En nu doet de heilige Matteüs ons verslag van een ontroerende gebeurtenis. Plotseling naderde Hem van achteren een vrouw die al twaalf jaar lang aan vloeiingen leed, en raakte de zoom van zijn mantel aan (Mat 9, 20). Wat een geweldige nederigheid heeft die vrouw! Want ze zei bij zichzelf: Als ik alleen maar zijn mantel kan aanraken, zal ik genezen zijn (Mat 9, 21). Er zullen altijd zieken zijn die, zoals Bartimeüs, met een groot geloof bidden en er geen probleem in zien in het openbaar hun geloof uit te schreeuwen. Maar houdt wel in de gaten, dat er op de weg van Christus geen twee zielen hetzelfde zijn. Het geloof van die vrouw is ook groot. Maar zij roept helemaal niets. Zij komt dichterbij, zonder dat iemand het merkt. Voor haar is het genoeg als ze een stukje van het kleed van Christus kan aanraken, omdat het voor haar vaststaat, dat ze genezen zal worden. Ze heeft dit nog maar nauwelijks gedaan, of de Heer keert zich om en Hij kijkt haar aan. Hij weet dan al wat er in het binnenste van dat hart omgaat en heeft de stelligheid ervan bemerkt: Heb goede moed, dochter, uw geloof heeft u genezen (Mat 9, 22).

“Met een fijn gebaar heeft zij de zoom van zijn kleed aangeraakt”, zegt Ambrosius. “Zij naderde met geloof, zij geloofde en wist, dat ze zou genezen… Als we gered willen worden, moeten wij ook vol geloof het kleed van Christus aanraken” (H. Ambrosius, Expositio Evangelii secundum Lucam, 6, 56 en 58 (PL 15, 1682­1683)). Begrijpt u nu hoe ons geloof moet zijn? Nederig. Wie zijt gij en wie ben ik, dat we het waard zijn, dat Christus ons roept? Wie zijn wij om Hem zo nabij te mogen zijn? Hij heeft ons, net als die vrouw in de menigte, een kans geboden. En niet om een stukje van zijn kleed aan te raken of de rand van zijn mantel even te beroeren, de zoom. Wij hebben Hem. Hij geeft zich helemaal aan ons, met Lichaam en Bloed, met Ziel en Godheid. Hij is ons dagelijks voedsel, we spreken op heel vertrouwelijke voet met Hem, zoals een kind praat met zijn vader, zoals we spreken met de Liefde. En dat is de waarheid. Dat zijn geen waanbeelden.

Vissers

Ik stuur een groot aantal vissers uit om hen te vangen — godsspraak van Jahwe (Jer 16, 16). Daarmee wijst Hij ons concreet op onze taak: vissen. Als men over de wereld spreekt of schrijft, gebruikt men soms het beeld van de zee. Er zit wel iets waars in die beeldspraak. In het mensenleven zijn er, zoals op zee, perioden van stilte en perioden van storm, van luwte en van stormwinden. Mensen zwemmen te midden van hoge golven door het zilte nat. Ze zoeken het hart van de storm, arme zwemmers, al lijken ze vrolijk, zelfs door het dolle heen. Ze proberen met hun lachsalvo's hun momenten van zwakte te verbergen; en hun teleurstelling, hun leven zonder liefde, zonder begrip voor de ander. Ze vreten elkaar op als vissen.

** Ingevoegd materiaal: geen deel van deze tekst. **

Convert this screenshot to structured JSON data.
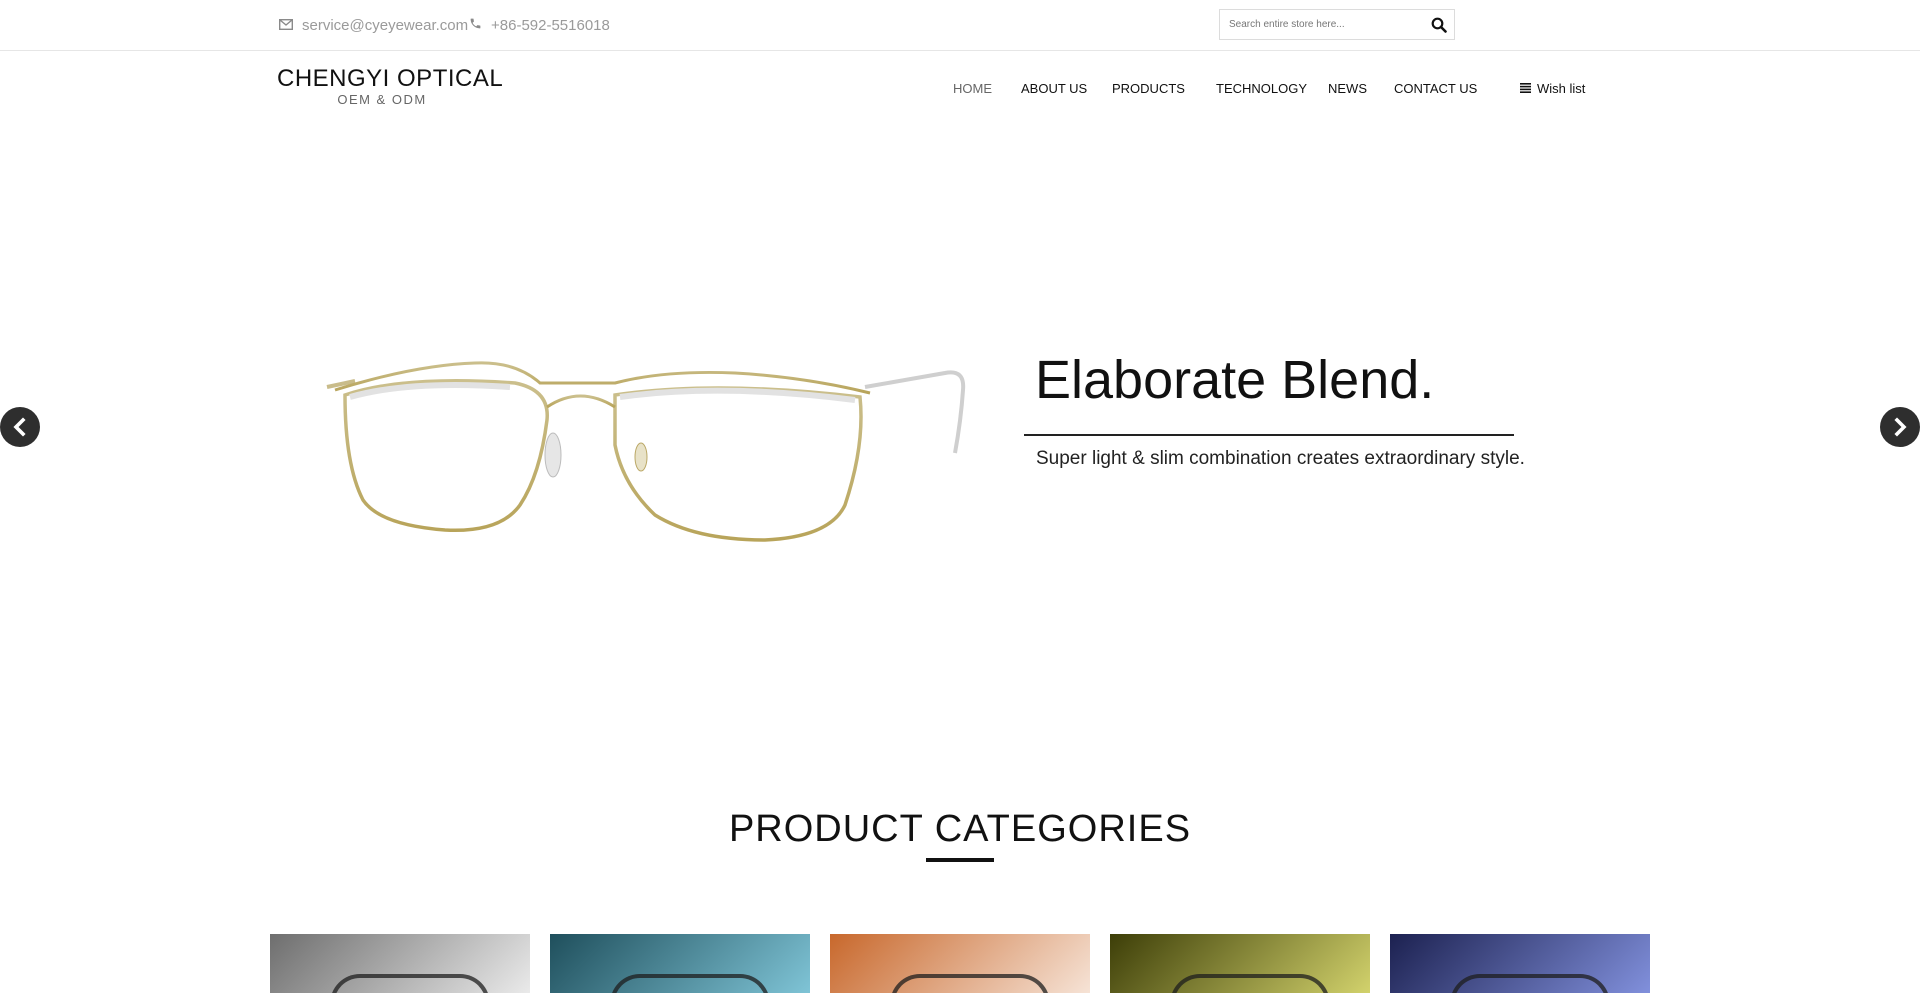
{
  "topbar": {
    "email": "service@cyeyewear.com",
    "phone": "+86-592-5516018",
    "search_placeholder": "Search entire store here..."
  },
  "logo": {
    "main": "CHENGYI OPTICAL",
    "sub": "OEM & ODM"
  },
  "nav": {
    "items": [
      "HOME",
      "ABOUT US",
      "PRODUCTS",
      "TECHNOLOGY",
      "NEWS",
      "CONTACT US"
    ],
    "active": "HOME",
    "wishlist": "Wish list"
  },
  "slider": {
    "headline": "Elaborate Blend.",
    "tagline": "Super light & slim combination creates extraordinary style."
  },
  "categories": {
    "title": "PRODUCT CATEGORIES",
    "cards": [
      {
        "bg": "linear-gradient(135deg,#6e6e6e,#eaeaea)"
      },
      {
        "bg": "linear-gradient(135deg,#1f4f5c,#7fc4d6)"
      },
      {
        "bg": "linear-gradient(135deg,#c8682c,#f6e3d6)"
      },
      {
        "bg": "linear-gradient(135deg,#3d3e08,#d2d26c)"
      },
      {
        "bg": "linear-gradient(135deg,#1c2150,#8190dc)"
      }
    ]
  },
  "colors": {
    "arrow": "#2e2e2e",
    "text": "#111111",
    "muted": "#9a9a9a"
  },
  "icons": {
    "email": "envelope-icon",
    "phone": "phone-icon",
    "search": "magnifier-icon",
    "wishlist": "list-icon",
    "prev": "chevron-left-icon",
    "next": "chevron-right-icon"
  }
}
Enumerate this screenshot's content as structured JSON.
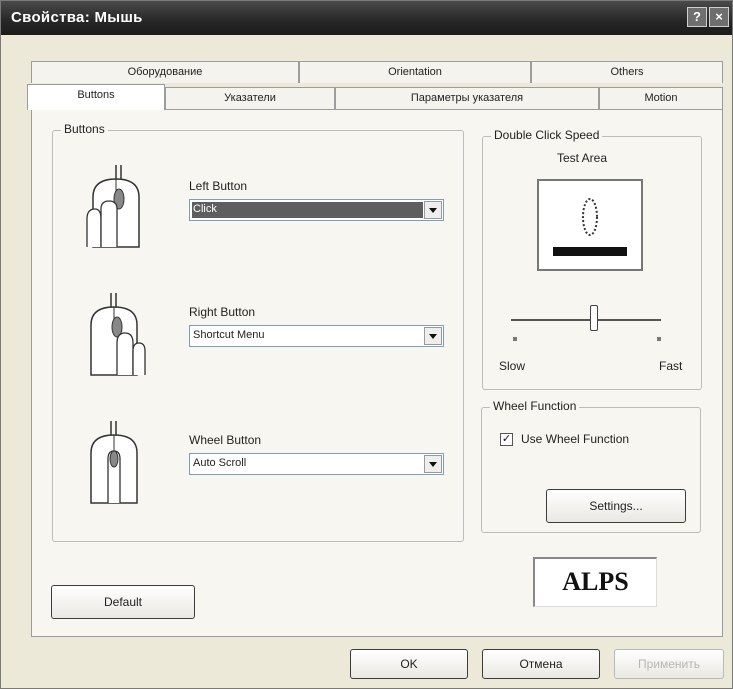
{
  "window": {
    "title": "Свойства: Мышь",
    "help_glyph": "?",
    "close_glyph": "×"
  },
  "tabs_row1": [
    "Оборудование",
    "Orientation",
    "Others"
  ],
  "tabs_row2": [
    "Buttons",
    "Указатели",
    "Параметры указателя",
    "Motion"
  ],
  "buttons_group": {
    "label": "Buttons",
    "left": {
      "label": "Left Button",
      "value": "Click"
    },
    "right": {
      "label": "Right Button",
      "value": "Shortcut Menu"
    },
    "wheel": {
      "label": "Wheel Button",
      "value": "Auto Scroll"
    }
  },
  "double_click": {
    "label": "Double Click Speed",
    "test_area": "Test Area",
    "slow": "Slow",
    "fast": "Fast",
    "speed_level": 0.55
  },
  "wheel_function": {
    "label": "Wheel Function",
    "checkbox_label": "Use Wheel Function",
    "checked": true,
    "settings_button": "Settings..."
  },
  "logo": "ALPS",
  "default_button": "Default",
  "footer": {
    "ok": "OK",
    "cancel": "Отмена",
    "apply": "Применить"
  },
  "colors": {
    "titlebar": "#262626",
    "selection": "#5e5e5e"
  }
}
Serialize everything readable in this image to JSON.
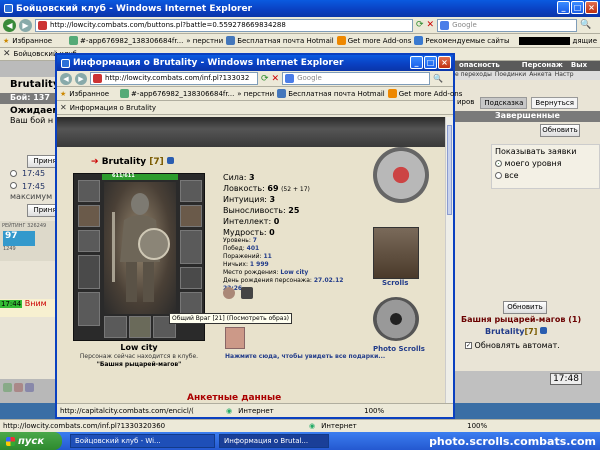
{
  "outer_window": {
    "title": "Бойцовский клуб - Windows Internet Explorer",
    "address": "http://lowcity.combats.com/buttons.pl?battle=0.559278669834288",
    "search_placeholder": "Google",
    "favorites_label": "Избранное",
    "fav_items": [
      "#-app676982_138306684fr...",
      "» перстни",
      "Бесплатная почта Hotmail",
      "Get more Add-ons",
      "Рекомендуемые сайты",
      "дящие"
    ],
    "tab_label": "Бойцовский клуб",
    "status_url": "http://lowcity.combats.com/inf.pl?1330320360",
    "status_zone": "Интернет",
    "status_zoom": "100%"
  },
  "game_left": {
    "char_name": "Brutality",
    "fight_label": "Бой:",
    "fight_value": "137",
    "waiting": "Ожидаем",
    "your_label": "Ваш бой н",
    "accept_btn": "Приня",
    "time1": "17:45",
    "time2": "17:45",
    "max_label": "максимум",
    "accept_btn2": "Приня",
    "chat_time": "17:44",
    "chat_text": "Вним",
    "rating": "РЕЙТИНГ",
    "rating_num": "326249",
    "counter_num": "97",
    "counter_extra": "1249"
  },
  "game_right": {
    "top_menu": [
      "опасность",
      "Персонаж",
      "Вых"
    ],
    "sub_menu": [
      "е переходы",
      "Поединки",
      "Анкета",
      "Настр"
    ],
    "tabs": [
      "иров",
      "Подсказка",
      "Вернуться"
    ],
    "completed": "Завершенные",
    "refresh_btn": "Обновить",
    "show_requests": "Показывать заявки",
    "opt_my_level": "моего уровня",
    "opt_all": "все",
    "refresh_btn2": "Обновить",
    "tower_title": "Башня рыцарей-магов (1)",
    "tower_player": "Brutality",
    "tower_player_level": "[7]",
    "auto_refresh": "Обновлять автомат.",
    "clock": "17:48"
  },
  "inner_window": {
    "title": "Информация о Brutality - Windows Internet Explorer",
    "address": "http://lowcity.combats.com/inf.pl?133032",
    "search_placeholder": "Google",
    "favorites_label": "Избранное",
    "fav_items": [
      "#-app676982_138306684fr...",
      "» перстни",
      "Бесплатная почта Hotmail",
      "Get more Add-ons"
    ],
    "tab_label": "Информация о Brutality",
    "status_url": "http://capitalcity.combats.com/encicl/(",
    "status_zone": "Интернет",
    "status_zoom": "100%"
  },
  "profile": {
    "name": "Brutality",
    "level": "[7]",
    "hp": "611/611",
    "city": "Low city",
    "location_text": "Персонаж сейчас находится в клубе.",
    "location_place": "\"Башня рыцарей-магов\"",
    "stats": [
      {
        "label": "Сила:",
        "value": "3",
        "extra": ""
      },
      {
        "label": "Ловкость:",
        "value": "69",
        "extra": "(52 + 17)"
      },
      {
        "label": "Интуиция:",
        "value": "3",
        "extra": ""
      },
      {
        "label": "Выносливость:",
        "value": "25",
        "extra": ""
      },
      {
        "label": "Интеллект:",
        "value": "0",
        "extra": ""
      },
      {
        "label": "Мудрость:",
        "value": "0",
        "extra": ""
      }
    ],
    "info": [
      {
        "label": "Уровень:",
        "value": "7"
      },
      {
        "label": "Побед:",
        "value": "401"
      },
      {
        "label": "Поражений:",
        "value": "11"
      },
      {
        "label": "Ничьих:",
        "value": "1 999"
      },
      {
        "label": "Место рождения:",
        "value": "Low city"
      },
      {
        "label": "День рождения персонажа:",
        "value": "27.02.12 22:26"
      }
    ],
    "tooltip": "Общий Враг [21] (Посмотреть образ)",
    "click_here": "Нажмите сюда, чтобы увидеть все подарки...",
    "scrolls_label": "Scrolls",
    "photo_scrolls_label": "Photo Scrolls",
    "anketa": "Анкетные данные"
  },
  "taskbar": {
    "start": "пуск",
    "tasks": [
      "Бойцовский клуб - Wi...",
      "Информация о Brutal..."
    ],
    "watermark": "photo.scrolls.combats.com"
  }
}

Het is een taak voor de kinderen van God, dat iedereen, in vrijheid, de netten van de Heer binnenzwemt om elkaar daar in liefde te vinden. Als we christen zijn, moeten we worden als die vissers die de profeet Jeremia met dezelfde beeldspraak beschrijft als Christus meer dan eens gebruikt: Volgt Mij; Ik zal u vissers van mensen maken (Mat 4, 19), zegt Hij tot Petrus en Andreas.

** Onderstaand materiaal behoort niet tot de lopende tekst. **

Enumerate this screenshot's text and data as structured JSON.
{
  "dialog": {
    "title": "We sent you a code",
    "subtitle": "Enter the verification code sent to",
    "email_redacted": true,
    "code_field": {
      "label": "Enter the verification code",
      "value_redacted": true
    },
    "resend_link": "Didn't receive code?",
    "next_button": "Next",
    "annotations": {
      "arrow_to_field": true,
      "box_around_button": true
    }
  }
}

Laten we Christus vergezellen bij deze goddelijke visvangst. Jezus staat aan de oever van het Meer van Gennésaret. De mensen drongen op Hem aan om het woord Gods te horen (Luc 5, 1). Net zoals vandaag! Ziet u dat niet? Mensen willen de boodschap van God horen, ook al lijkt dat uiterlijk niet zo. Sommigen hebben misschien de leer van Christus vergeten. Anderen hebben —buiten hun schuld— Hem nooit leren kennen en beschouwen de godsdienst als iets dat er niet voor hen is. Maar wij moeten zelf overtuigd zijn van een realiteit die altijd geldt: vroeg of laat zal de ziel zich overgeven, zullen de gebruikelijke verklaringen hem niet meer voldoen, zullen de leugens van de valse profeten hem niet meer tevreden stellen. En ook als ze het nog niet zullen willen toegeven, zullen ze zich van hun onrust willen ontdoen, hun honger naar waarheid willen stillen: met wat de Heer leert.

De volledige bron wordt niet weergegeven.